En 1828 et 1829, il émit à la tribune les opinions les plus remarquables au sujet des pétitions que présentaient alors de toutes parts les propriétaires de vignobles ; il eut le courage de faire entendre la vérité, pour dissiper les illusions et les exagérations d’un intérêt privé, qui sapait à coups redoublé l’intérêt du trésor public et celui des autres natures de propriétés et d’industries.
En 1829, en 1830, il fut membre des commissions instituées pour l’examen des lois de finance, des lois relatives à la refonte des anciennes monnaies, au fonds commun de l’indemnité, aux 30 millions de secours réclamés en faveur du commerce. Enfin, dans les sessions de 1820 à 1831, et de 1831 à 1832, quoique la santé du noble pair fût déjà profondément altérée, il n’interrompit point ses services législatifs, et prit part aux travaux de plusieurs commissions importantes.
À trois reprises différentes, il a fait entendre la voix de l’homme d’État et celle de l’amitié, pour rendre un dernier hommage à des hommes qui, comme lui, n’avaient vécu que pour l’honneur ou l’utilité de la patrie ; c’était Collin de Sussy, l’administrateur du commerce sous le ministère de Chaptal ; Lacépède, le continuateur de Buffon et le chancelier si désintéressé de la Légion-d’Honneur ; c’était enfin Berthollet, l’illustre émule de Lavoisier, le compagnon de Monge en Égypte et le rival chéri de Chaptal dans tous les travaux entrepris pour appliquer la science au progrès des arts, à la défense de la patrie.
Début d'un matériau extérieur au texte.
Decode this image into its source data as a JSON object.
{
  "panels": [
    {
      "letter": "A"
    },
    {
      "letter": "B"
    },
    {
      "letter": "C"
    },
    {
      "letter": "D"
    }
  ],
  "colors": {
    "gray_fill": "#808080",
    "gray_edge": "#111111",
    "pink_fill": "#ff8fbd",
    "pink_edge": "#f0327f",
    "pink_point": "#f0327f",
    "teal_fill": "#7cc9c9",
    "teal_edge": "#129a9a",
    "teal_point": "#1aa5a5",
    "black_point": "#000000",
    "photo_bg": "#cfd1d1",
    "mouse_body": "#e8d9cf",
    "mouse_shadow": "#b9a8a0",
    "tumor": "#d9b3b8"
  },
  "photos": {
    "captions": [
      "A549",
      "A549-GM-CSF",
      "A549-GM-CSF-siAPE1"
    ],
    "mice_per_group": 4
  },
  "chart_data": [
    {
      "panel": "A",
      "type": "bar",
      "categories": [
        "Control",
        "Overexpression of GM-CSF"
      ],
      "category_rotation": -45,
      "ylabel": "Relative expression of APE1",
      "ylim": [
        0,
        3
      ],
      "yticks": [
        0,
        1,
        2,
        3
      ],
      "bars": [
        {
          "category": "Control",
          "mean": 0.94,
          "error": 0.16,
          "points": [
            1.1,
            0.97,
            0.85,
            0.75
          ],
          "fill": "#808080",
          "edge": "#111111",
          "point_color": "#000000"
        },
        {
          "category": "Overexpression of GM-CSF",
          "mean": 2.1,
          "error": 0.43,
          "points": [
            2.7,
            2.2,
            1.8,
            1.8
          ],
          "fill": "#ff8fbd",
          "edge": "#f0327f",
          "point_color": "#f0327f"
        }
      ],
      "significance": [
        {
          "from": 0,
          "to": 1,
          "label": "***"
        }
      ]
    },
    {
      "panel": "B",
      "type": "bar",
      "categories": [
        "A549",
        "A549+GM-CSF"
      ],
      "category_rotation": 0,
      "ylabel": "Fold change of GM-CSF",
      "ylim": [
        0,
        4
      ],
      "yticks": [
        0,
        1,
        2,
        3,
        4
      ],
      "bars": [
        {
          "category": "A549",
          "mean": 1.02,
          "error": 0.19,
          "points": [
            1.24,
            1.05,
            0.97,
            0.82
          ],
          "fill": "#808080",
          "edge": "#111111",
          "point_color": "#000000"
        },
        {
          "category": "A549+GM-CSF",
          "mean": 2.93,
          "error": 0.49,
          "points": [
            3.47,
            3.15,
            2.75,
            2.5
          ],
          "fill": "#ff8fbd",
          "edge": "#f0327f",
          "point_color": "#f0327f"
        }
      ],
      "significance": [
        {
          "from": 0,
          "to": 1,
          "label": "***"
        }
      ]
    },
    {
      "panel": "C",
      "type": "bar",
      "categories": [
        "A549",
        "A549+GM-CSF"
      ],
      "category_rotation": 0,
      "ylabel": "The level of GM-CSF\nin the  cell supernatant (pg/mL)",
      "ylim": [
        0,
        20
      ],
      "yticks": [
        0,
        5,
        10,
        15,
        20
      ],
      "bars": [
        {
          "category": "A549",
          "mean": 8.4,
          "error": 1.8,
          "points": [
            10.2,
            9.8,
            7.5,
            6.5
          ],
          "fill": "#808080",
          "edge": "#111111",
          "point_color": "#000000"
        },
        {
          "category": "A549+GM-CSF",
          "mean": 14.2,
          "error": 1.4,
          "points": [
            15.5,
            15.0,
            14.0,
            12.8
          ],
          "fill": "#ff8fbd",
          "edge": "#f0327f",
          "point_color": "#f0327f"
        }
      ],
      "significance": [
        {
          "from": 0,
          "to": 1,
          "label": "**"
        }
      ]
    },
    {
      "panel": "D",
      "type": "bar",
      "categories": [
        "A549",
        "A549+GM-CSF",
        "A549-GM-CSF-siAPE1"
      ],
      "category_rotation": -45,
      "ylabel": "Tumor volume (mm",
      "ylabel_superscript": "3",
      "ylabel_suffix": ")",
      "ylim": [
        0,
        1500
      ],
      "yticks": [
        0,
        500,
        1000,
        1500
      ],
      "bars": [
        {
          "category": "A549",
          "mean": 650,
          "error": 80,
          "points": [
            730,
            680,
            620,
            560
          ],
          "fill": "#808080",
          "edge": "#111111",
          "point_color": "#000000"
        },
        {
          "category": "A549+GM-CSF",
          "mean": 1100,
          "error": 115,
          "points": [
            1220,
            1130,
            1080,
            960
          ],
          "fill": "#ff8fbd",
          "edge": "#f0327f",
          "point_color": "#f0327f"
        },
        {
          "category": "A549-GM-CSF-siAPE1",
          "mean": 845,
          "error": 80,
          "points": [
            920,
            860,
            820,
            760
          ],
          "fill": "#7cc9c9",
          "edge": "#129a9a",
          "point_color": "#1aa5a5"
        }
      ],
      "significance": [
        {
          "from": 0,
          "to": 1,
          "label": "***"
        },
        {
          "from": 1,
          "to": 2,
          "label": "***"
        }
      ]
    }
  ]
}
Après avoir acquis tous les genres de gloire que puissent ambitionner le savant et le citoyen ; après avoir compté, sur soixante-seize ans d’existence, soixante ans employés pour servir et pour honorer son pays, Chaptal, depuis quelque temps frappé dans sa fortune, qu’il avait toute abandonnée pour aider aux engagemens d’honneur du premier-né de sa famille, ce qui ne lui coûta pas une plainte et pas un regret pour lui-même ; après avoir éprouvé ces coups du sort, appesanti sur le bien-être de sa postérité, seule douleur qui pût l’atteindre, Chaptal mourut dans la paix et dans la force du juste, laissant pour auréole à sa mémoire des services dont la France gardera l’immortel souvenir.